Expertise and Experience in Professional Development
Currently, agencies conduct targeted professional development (mainly in the form of didactic workshops) on IR around conferences, and in-country. Over the years, agencies have built in-house capacity by applying the lessons from the evaluation of past educational programmes, and developing a model of practice that integrates topical seminars, conference mentoring, scientific writing training and mentoring, and online discussion groups. However, there is little research on an effective curriculum approach for IR that leads to improved health outcomes.
Building on this, the learning experience of health professionals to be educated in this proposal will be enriched and facilitated through intervening at a prior stage of capacity building, namely the design of a flexible curriculum and its roll-out through a learning community, implemented at workshops in conjunction with future conferences, and by partner agencies in country, and monitoring and evaluating its effects, thus deepening our understanding of, and contribution to, the theory and practice, transferability and scalability of all health workers capacity building in complex, adaptive systems.
Sustainable Capacity Building Ethic
- With the approaching target for achieving the goals of universal access, agencies must respond by pro-actively initiating learning approaches that pay attention to the gaps in early career health professionals’ skills and knowledge, employing experiential and adult learning methodologies with leading faculty and mentors to create a culture of reflective practice.
IR capacity scale-up will enable health care workers to learn by doing as they practice, giving them voice and respecting local and particular knowledge, rather than imposing additional ineffective one-off training burdens. The partnership of international agencies in this proposal will ensure capacity building programming is sustained as the learning community is scaled up and continuously improved to manage and share knowledge collectively.
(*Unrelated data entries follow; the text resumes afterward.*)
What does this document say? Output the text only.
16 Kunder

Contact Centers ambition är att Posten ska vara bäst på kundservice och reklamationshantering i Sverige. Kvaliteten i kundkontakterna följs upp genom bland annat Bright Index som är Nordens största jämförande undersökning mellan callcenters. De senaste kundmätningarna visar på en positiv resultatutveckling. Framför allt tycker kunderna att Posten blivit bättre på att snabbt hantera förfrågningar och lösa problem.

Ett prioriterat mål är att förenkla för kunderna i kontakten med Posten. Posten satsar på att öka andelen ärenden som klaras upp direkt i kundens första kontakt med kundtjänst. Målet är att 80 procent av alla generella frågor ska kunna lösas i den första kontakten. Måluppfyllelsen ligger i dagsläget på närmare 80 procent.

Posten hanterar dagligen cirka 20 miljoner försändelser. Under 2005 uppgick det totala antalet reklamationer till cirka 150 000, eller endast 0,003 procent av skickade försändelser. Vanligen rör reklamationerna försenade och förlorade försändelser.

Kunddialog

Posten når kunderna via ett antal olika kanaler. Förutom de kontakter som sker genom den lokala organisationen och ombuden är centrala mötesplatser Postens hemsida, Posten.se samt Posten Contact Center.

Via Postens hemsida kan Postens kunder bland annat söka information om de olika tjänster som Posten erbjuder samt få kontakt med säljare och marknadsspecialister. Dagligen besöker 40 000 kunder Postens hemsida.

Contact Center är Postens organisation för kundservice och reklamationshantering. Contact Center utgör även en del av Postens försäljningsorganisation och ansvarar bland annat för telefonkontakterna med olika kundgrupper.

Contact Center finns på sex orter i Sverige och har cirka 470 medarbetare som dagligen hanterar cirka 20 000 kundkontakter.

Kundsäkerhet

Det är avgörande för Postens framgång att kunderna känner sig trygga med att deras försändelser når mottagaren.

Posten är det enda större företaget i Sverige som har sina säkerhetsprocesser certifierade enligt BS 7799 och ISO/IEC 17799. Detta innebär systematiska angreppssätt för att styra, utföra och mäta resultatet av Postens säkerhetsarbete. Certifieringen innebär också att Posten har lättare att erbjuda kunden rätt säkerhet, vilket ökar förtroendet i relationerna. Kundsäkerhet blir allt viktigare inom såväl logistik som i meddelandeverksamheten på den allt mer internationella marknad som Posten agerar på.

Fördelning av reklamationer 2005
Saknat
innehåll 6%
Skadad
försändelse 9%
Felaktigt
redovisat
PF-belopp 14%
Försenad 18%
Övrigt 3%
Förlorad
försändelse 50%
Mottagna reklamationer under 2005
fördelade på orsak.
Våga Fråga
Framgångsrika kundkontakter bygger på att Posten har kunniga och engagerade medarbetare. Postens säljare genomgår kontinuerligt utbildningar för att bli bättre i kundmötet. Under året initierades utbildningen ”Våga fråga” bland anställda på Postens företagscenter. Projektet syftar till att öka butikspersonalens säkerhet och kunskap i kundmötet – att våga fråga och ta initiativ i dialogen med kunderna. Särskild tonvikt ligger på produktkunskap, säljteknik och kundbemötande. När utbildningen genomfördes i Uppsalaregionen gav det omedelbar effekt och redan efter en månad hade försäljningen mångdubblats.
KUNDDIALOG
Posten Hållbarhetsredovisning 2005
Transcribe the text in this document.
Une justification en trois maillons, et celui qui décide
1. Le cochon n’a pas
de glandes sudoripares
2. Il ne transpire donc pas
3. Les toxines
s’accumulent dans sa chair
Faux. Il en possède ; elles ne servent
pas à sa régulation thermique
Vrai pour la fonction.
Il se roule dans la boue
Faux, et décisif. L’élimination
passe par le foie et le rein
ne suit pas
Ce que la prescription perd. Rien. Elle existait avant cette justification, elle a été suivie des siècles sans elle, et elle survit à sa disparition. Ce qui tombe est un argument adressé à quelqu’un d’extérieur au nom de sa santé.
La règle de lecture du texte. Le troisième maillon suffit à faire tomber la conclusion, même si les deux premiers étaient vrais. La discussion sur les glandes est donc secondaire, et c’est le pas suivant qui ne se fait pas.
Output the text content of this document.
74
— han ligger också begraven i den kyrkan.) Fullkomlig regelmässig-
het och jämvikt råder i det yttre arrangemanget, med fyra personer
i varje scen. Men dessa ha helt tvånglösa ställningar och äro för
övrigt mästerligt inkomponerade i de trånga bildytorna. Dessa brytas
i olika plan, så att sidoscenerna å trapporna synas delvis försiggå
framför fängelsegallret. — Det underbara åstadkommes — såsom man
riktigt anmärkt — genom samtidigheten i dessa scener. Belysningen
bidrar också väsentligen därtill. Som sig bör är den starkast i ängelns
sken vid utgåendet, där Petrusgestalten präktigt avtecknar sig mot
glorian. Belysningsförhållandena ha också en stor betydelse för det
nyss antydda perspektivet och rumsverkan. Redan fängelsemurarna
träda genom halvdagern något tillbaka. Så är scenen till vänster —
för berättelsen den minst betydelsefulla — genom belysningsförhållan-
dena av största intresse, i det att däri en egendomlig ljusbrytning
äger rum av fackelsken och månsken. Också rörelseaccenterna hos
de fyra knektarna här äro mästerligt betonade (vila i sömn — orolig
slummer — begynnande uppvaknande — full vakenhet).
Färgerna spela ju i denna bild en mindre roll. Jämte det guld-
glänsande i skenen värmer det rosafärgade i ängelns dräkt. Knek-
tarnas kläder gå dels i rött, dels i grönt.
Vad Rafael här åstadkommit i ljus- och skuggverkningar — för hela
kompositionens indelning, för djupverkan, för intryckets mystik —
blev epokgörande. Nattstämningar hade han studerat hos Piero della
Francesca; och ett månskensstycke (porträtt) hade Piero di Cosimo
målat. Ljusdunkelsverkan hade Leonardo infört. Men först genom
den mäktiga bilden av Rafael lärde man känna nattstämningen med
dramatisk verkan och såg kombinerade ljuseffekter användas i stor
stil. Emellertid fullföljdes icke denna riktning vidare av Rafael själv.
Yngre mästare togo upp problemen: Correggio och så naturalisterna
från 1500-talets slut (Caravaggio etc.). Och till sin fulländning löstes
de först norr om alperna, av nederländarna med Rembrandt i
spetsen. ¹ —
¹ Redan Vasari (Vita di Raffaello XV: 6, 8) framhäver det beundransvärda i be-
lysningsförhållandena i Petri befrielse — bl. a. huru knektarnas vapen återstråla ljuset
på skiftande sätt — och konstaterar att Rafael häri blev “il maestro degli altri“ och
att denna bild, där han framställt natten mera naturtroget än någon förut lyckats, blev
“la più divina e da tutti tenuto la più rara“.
Mentoring by the first batch of trainees of new ones will induct more and more health care workers into a growing IR professional learning community, supported with an online social network, enhancing their identity and commitment to improving health. Enabling such processes can also equip health care workers to contribute to improving the IR aspects of their country’s proposals for The Global Fund, and to requesting for support to apply what they learn about IR, by developing their research writing and publishing dispositions, and to learn how to mobilize and advocate for policy change.
Summary
The 3-Os team invites you to join us in backing this innovative proposal, and dedicating funding to ensure the proposal meets its vision of training 25,000 health care workers over 5 years. With our innovative 3-Os learning model, there is a potential to cost-effectively reach an additional 20% or more learners. By jointly developing a community of practice to produce, test, trial, and mainstream a curriculum in IR education, this proposal will sustain the next generation of health care professionals’ learning, having been equipped with research capacities to investigate the impact of their disease programmes, thus continuously improving the quality of lives of people we serve.